- The church from the northwest in 2023
- 53°22′35″N 2°28′21″W﻿ / ﻿53.3765°N 2.4725°W
- OS grid reference: SJ 68663 86729
- Location: Higher Lane, Lymm, Cheshire WA13 0AZ
- Country: England
- Denomination: Baptist
- Website: lymmbaptistchurch.com

History
- Status: Church
- Founded: 1850

Architecture
- Functional status: Active
- Architect: Mr Walton of Manchester
- Style: Decorated Gothic Revival
- Completed: 22 September 1850

= Lymm Baptist Church =

Church in Cheshire, England

Lymm Baptist Church is a Baptist church situated in the village of Lymm near Warrington, Cheshire, England. It stands on the A56 road (Higher Lane). Opened in 1850, it superseded a chapel of 1759 in the nearby village of Millington, which was one of Cheshire's earliest Baptist causes and one of the few founded by the heterodox minister John Johnson, leader of the Johnsonian Baptist group which was active locally. The building was substantially extended and modernised in the 1990s and remains in active use as a place of worship.

==History==
John Johnson, an 18th-century Baptist minister of unconventional views, led a sect known as Johnsonian Baptists from around 1750. It was active mostly in the Cheshire and Liverpool areas. In 1759 a group of his followers bought land at Millington, between Warrington and Altrincham, and built a brick meeting-house there. It was registered for worship in October of that year.
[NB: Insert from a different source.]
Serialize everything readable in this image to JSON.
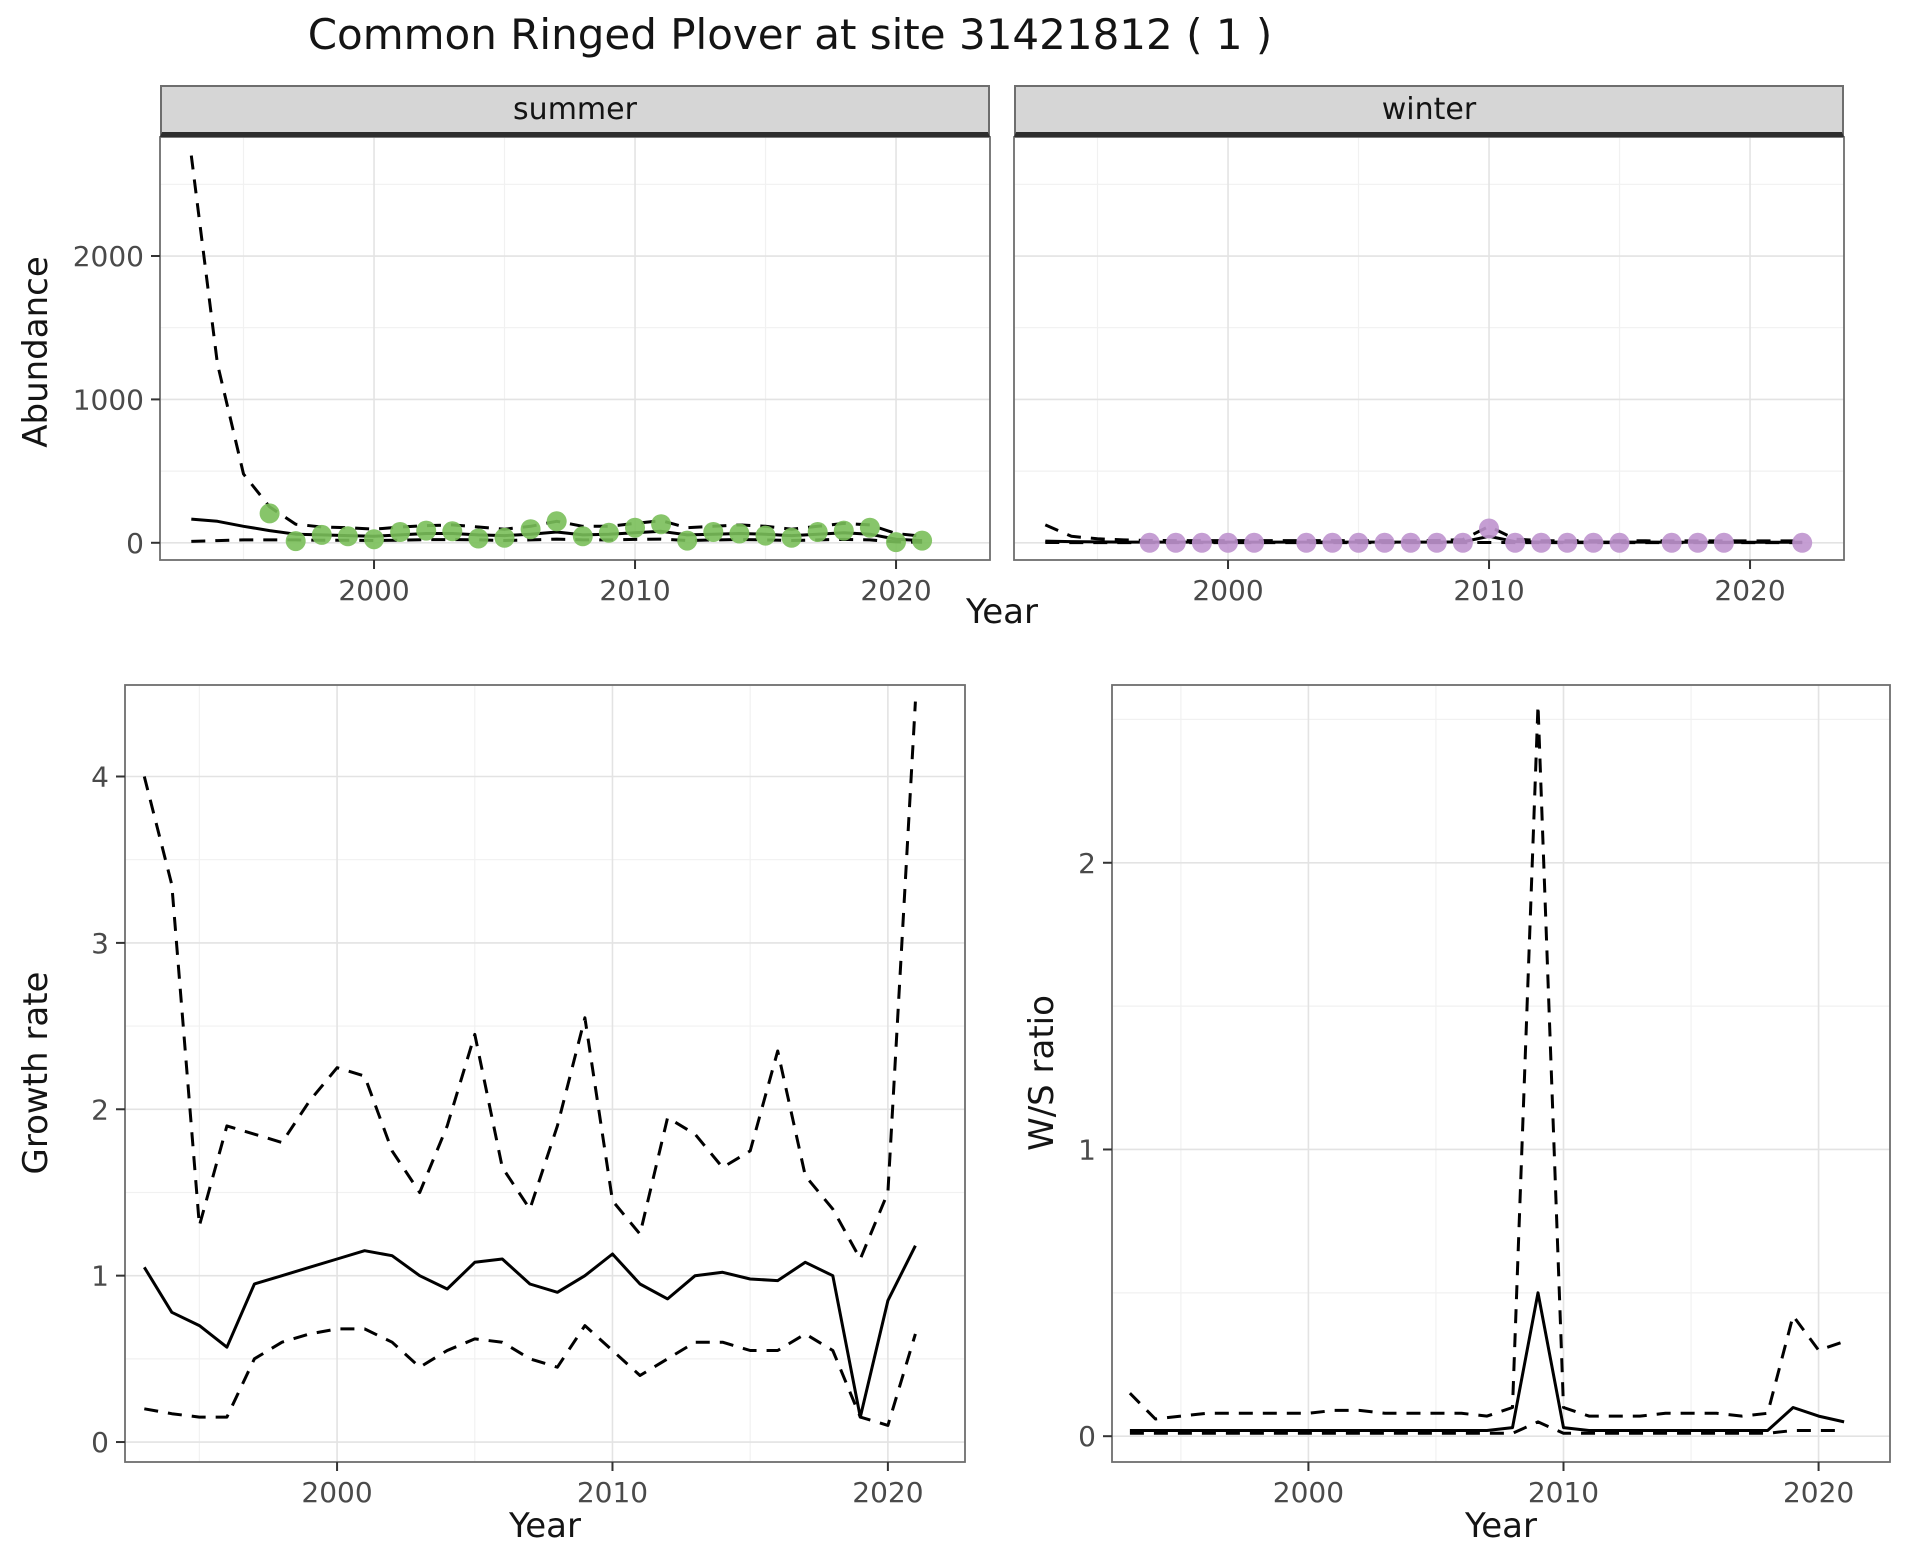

It was one of the earliest Baptist foundations in Cheshire, and rare because of its Johnsonian origins: most Cheshire chapels were associated with the General Baptists. There was earlier Baptist activity in the Millington area though: a meeting between John Wesley and an itinerant Baptist preacher John Pickup was recorded in 1747.

A family called Ridgway were important members of the chapel throughout its existence, and after Thomas Ridgway bought land in Lymm in 1848 it was decided that the church should move there. The population of Lymm was about 4,000 by this time, whereas Millington had remained a small village. Ridgway also provided the materials for the new chapel to be built, along with some of the money; the remaining funds were raised by the congregation. The architect (a Mr Walton) and builder (a Mr Bramhall) were both Manchester-based. Construction took place during 1850 following the laying of the foundation stone that spring, and the first service at Lymm was held on 22 September 1850. The preacher at this service was from Upper Hill Street Baptist Church at Wisbech, Cambridgeshire, another Johnsonian Baptist stronghold. A Sunday school, attached to the chapel, was built in 1851 and extended in 1852.

By the 1980s the chapel was too small and its layout was inflexible. In 1987 a feasibility study was undertaken into making improvements. The architectural firm of Joseph Finney and Sons of nearby Winsford undertook the project, initially valued at around £400,000. Work was completed in December 1992. A larger worship hall, the Millington Hall, was built, and the original (1850) chapel was reconfigured and renamed the Ridgway Hall.

By the 19th century, Lymm Baptist Church's original mother church at Millington had been relegated to the status of a preaching-station served from Lymm. It closed in about 1924 and, after being used as a workshop, became a house in the 1980s. During the time it was a workshop, rental income accrued to Lymm Baptist Church; in 1986, the former chapel was sold for £40,000 and the funds were put towards the building project.

==Architecture==
The original, 1850, chapel (now the Ridgway Hall) has sandstone walls and a roof of slate tiles. The four-bay side walls are buttressed and have two-light windows with "nice" Decorated Gothic tracery. The original part of the Sunday school has prominent twin gables; gabled dormer windows light the later part.

In its original form, the interior had many original fittings: two rows of box pews, a timberwork roof and a stone pulpit. A shuttered archway led to a baptistery at the east end.

==Administration==
Lymm Baptist Church's buildings are held in trust by the Baptist Union of Great Britain. The church is part of the Union's North West England region, controlled by the North Western Baptist Association. It was registered for the solemnisation of marriages on 21 November 1851. There is one Sunday morning service per week and an evening service once per month. It is also used by both church and community groups throughout the week.